There are some limitations of the present study. First, although the KSS scores were obtained, the utility of KSFS scores to determine outcome has been criticized. Whereas the KSFS score has been validated, other validated, condition-specific, knee clinical outcome scores may be preferred. However, when we commenced data collection, KSFS scores were customary and their use allowed preoperative and post-operative comparisons. Second, the number of the patients is limited, and the follow-up is quite short.

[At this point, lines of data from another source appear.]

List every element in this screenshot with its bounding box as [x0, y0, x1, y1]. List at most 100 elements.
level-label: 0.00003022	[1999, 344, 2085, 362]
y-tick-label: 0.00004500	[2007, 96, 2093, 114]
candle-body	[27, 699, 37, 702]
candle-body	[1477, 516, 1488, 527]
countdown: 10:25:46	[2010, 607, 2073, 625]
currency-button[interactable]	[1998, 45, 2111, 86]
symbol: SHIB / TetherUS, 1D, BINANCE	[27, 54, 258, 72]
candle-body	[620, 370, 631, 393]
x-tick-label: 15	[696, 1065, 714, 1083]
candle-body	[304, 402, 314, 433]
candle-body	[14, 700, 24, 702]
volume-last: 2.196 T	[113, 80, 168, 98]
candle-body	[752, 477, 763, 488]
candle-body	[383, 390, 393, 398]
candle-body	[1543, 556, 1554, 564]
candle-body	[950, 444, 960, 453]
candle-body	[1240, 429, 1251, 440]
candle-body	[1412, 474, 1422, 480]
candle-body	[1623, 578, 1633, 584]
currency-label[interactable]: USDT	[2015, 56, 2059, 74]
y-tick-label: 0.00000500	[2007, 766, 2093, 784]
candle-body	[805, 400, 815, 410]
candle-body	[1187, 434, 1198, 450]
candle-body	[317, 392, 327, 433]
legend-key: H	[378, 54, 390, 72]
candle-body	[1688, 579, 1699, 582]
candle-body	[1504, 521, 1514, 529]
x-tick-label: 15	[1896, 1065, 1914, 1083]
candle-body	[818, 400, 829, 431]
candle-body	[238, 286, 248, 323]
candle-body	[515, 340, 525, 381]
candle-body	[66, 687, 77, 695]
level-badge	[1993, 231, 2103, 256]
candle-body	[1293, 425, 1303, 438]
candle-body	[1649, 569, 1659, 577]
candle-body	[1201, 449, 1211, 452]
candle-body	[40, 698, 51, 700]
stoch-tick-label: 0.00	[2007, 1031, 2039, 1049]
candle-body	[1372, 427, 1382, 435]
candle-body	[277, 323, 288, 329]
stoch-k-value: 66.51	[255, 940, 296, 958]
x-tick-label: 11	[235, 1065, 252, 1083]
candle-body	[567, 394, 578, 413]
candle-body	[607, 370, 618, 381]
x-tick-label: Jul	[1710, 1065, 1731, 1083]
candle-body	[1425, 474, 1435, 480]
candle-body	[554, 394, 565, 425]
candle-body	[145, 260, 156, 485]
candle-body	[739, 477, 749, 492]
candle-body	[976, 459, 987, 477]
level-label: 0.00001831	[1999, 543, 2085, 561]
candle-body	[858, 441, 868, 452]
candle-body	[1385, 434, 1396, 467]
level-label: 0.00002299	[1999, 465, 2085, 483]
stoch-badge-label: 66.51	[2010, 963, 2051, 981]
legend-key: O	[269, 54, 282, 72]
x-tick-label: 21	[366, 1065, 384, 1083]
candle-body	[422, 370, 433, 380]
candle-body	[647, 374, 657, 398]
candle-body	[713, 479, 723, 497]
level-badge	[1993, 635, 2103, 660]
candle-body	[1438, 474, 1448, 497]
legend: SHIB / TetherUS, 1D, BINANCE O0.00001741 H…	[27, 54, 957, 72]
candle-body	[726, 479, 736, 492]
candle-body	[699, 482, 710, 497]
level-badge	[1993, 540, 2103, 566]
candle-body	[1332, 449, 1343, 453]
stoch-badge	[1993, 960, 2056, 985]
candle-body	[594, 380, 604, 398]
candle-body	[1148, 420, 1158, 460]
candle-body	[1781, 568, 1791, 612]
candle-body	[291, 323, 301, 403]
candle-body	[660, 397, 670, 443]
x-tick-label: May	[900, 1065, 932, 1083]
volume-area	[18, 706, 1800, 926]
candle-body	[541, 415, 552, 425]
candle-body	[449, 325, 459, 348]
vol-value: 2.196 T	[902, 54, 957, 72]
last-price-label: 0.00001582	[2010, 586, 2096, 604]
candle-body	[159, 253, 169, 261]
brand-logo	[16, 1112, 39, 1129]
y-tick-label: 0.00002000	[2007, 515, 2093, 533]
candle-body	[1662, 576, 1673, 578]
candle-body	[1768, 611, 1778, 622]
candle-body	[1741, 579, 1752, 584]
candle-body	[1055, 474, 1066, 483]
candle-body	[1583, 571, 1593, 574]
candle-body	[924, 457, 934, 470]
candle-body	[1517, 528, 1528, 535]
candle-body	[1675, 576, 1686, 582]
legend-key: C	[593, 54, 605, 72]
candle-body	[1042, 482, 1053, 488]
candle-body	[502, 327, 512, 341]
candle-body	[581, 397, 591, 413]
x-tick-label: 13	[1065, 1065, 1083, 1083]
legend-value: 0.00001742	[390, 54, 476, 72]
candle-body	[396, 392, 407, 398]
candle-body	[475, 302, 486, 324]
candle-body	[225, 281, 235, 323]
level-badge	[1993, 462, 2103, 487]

The study shows that MICA-UKA improves the implant alignment without increasing clinical results versus MI-UKA. We promote that computer navigation should be considered when minimally invasive unicompartmental knee arthroplasty is performed.

Conclusion

In conclusion, alignment improvement of UKA components has been shown with the use of computer navigation. Whether this improved alignment results in better clinical results in the long term has yet to be proven.